So einen Andrang hat das Copacabana Palace Hotel am Strand von Rio de Janeiro selten erlebt. Die Betreiber des Nobeletablissements hätten darauf so gerne verzichtet wie die Insassen ihrer Luxussuiten in diesen WM-Wochen, die Würdenträger des Weltverbandes Fifa. Mittags hatten sich erste Reporter und Kameraleute eingefunden, da war die Nachricht von einem Haftbefehl durch- gesickert.
Dann kam er im griffigen Geleit von Zivilbeamten, der Mann, den Rios Polizei nach einer monatelangen Schwarzmarkt-Operation als Kopf einer Ticket- dealer-Bande ausgemacht haben will: Ray Whelan, Brite und langjähriger Marketingdirektor der exklusiven Fifa-Ticket-Agentur Match, festgenommen am Montag um 15.40 Uhr im Herzen der Fußballfamilie.
Das ist ein zentraler Schlag gegen das Geschäftsgebaren im Weltfußball. Die Match Services AG, die neben den Tickets auch das hochprofitable Hotelgeschäft und weitere Dienste im Namen der Fifa betreibt, ist nicht irgendein Partner des Verbandes. Sie gehört langjährigen Vertrauten der Fußballfamilie: den Brüdern Jaime und Enrique Byrom. Diese sorgen im Kontext mit WM-Tickets seit den Neunzigerjahren erstaunlich regelmäßig für Skandale.
Bei der WM 2002 widmeten ihnen empörte Fans Plakate in den Stadien, 2006 in Deutschland wurde ihr Name rasch zum Reizwort. 2010 beklagten Südafrikas Hotelbesitzer brutale Strategien und Knebelverträge der Fifa-Exklusivpartner. Warum das mexikanische Duo, das in England mit über die Jahre wechselnden Firmennamen operiert, trotzdem ständig den Zuschlag erhält, zählt zu den klassischen Geschäftsrätseln der Fifa. Ein wenig lichten sich die Nebel im Blick auf weitere Familienbande.
Whelan ist kein kleiner Angestellter
Minderheitseigner bei Match ist die Infront Sports & Media, die Schweizer versehen auch das TV-Signal für die WM und viele weitere Dienstleistungen. Infront-Chef ist Philippe Blatter, zufällig Neffe des Fifa-Präsidenten. Und auch der inhaftierte Whelan, der Dienstag vorläufig auf freiem Fuß war, ist kein kleiner Angestellter: Als Ehegatte von Ivy Byrom ist der Brite der dritte Mann im Bund der Mexikaner. Weshalb nun recht bizarr wirkt, dass Enrique Byrom noch vergangene Woche, als Rios Polizei eine elfköpfige Tickethändler-Bande arrestiert hatte, davon sprach, wenn da wirklich einer seiner Leute drinhinge, würde er ihn "an die Wand nageln".

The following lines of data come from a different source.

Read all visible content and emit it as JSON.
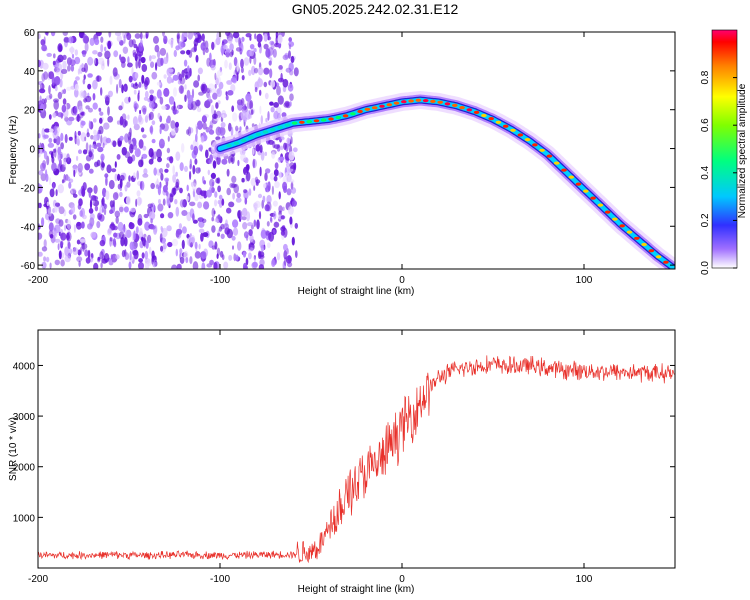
{
  "title": "GN05.2025.242.02.31.E12",
  "colors": {
    "snr_line": "#e8302a",
    "axis": "#000000"
  },
  "chart_data": [
    {
      "type": "heatmap",
      "xlabel": "Height of straight line (km)",
      "ylabel": "Frequency (Hz)",
      "xlim": [
        -200,
        150
      ],
      "ylim": [
        -62,
        60
      ],
      "x_ticks": [
        -200,
        -100,
        0,
        100
      ],
      "y_ticks": [
        -60,
        -40,
        -20,
        0,
        20,
        40,
        60
      ],
      "noise_region_x": [
        -200,
        -58
      ],
      "signal_ridge": {
        "x": [
          -100,
          -90,
          -80,
          -70,
          -60,
          -50,
          -40,
          -30,
          -20,
          -10,
          0,
          10,
          20,
          30,
          40,
          50,
          60,
          70,
          80,
          90,
          100,
          110,
          120,
          130,
          140,
          150
        ],
        "y": [
          0,
          3,
          7,
          10,
          13,
          14,
          15,
          17,
          20,
          22,
          24,
          25,
          24,
          22,
          19,
          15,
          10,
          4,
          -3,
          -12,
          -21,
          -30,
          -39,
          -47,
          -55,
          -62
        ]
      },
      "colorbar": {
        "label": "Normalized spectral amplitude",
        "range": [
          0,
          1
        ],
        "ticks": [
          0.0,
          0.2,
          0.4,
          0.6,
          0.8
        ],
        "tick_labels": [
          "0.0",
          "0.2",
          "0.4",
          "0.6",
          "0.8"
        ]
      }
    },
    {
      "type": "line",
      "xlabel": "Height of straight line (km)",
      "ylabel": "SNR (10 * v/v)",
      "xlim": [
        -200,
        150
      ],
      "ylim": [
        0,
        4700
      ],
      "x_ticks": [
        -200,
        -100,
        0,
        100
      ],
      "y_ticks": [
        1000,
        2000,
        3000,
        4000
      ],
      "series": [
        {
          "x": [
            -200,
            -180,
            -160,
            -140,
            -120,
            -100,
            -80,
            -60,
            -50,
            -45,
            -40,
            -35,
            -30,
            -25,
            -20,
            -15,
            -10,
            -5,
            0,
            5,
            10,
            15,
            20,
            25,
            30,
            40,
            50,
            60,
            70,
            80,
            90,
            100,
            110,
            120,
            130,
            140,
            150
          ],
          "values": [
            250,
            250,
            260,
            250,
            260,
            250,
            260,
            270,
            330,
            450,
            800,
            1200,
            1500,
            1700,
            1850,
            2000,
            2200,
            2500,
            2800,
            3000,
            3300,
            3550,
            3750,
            3850,
            3920,
            3980,
            4020,
            3980,
            4000,
            3950,
            3900,
            3900,
            3880,
            3870,
            3860,
            3850,
            3850
          ]
        }
      ]
    }
  ]
}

Wie Match hatte auch die Fifa den Verdacht gegen eigene Mitarbeiter abgestritten; zuletzt stichelte sie gar gegen das Vorgehen der brasilianischen Polizei. Wie sinnvoll deren Strategie war, die Fifa nicht in ihre Ermittlungen einzuweihen, zeigt sich spätestens im Blick auf die personellen Verfilzungen, die hinter den eigenständig wirkenden Firmen und Institutionen stehen. Eng vertraut mit den Byroms ist auch Julio Grondona, der zweite Mann in der Fifa hinter Blatter. Und das nicht nur, weil sein Sohn Humberto am Wochenende einer peinlichen Befragung durch die Fifa unterzogen werden musste: Ein persönliches WM-Ticket von ihm war auf dem Schwarzmarkt aufgetaucht. Der Filius machte widersprüchliche Angaben dazu.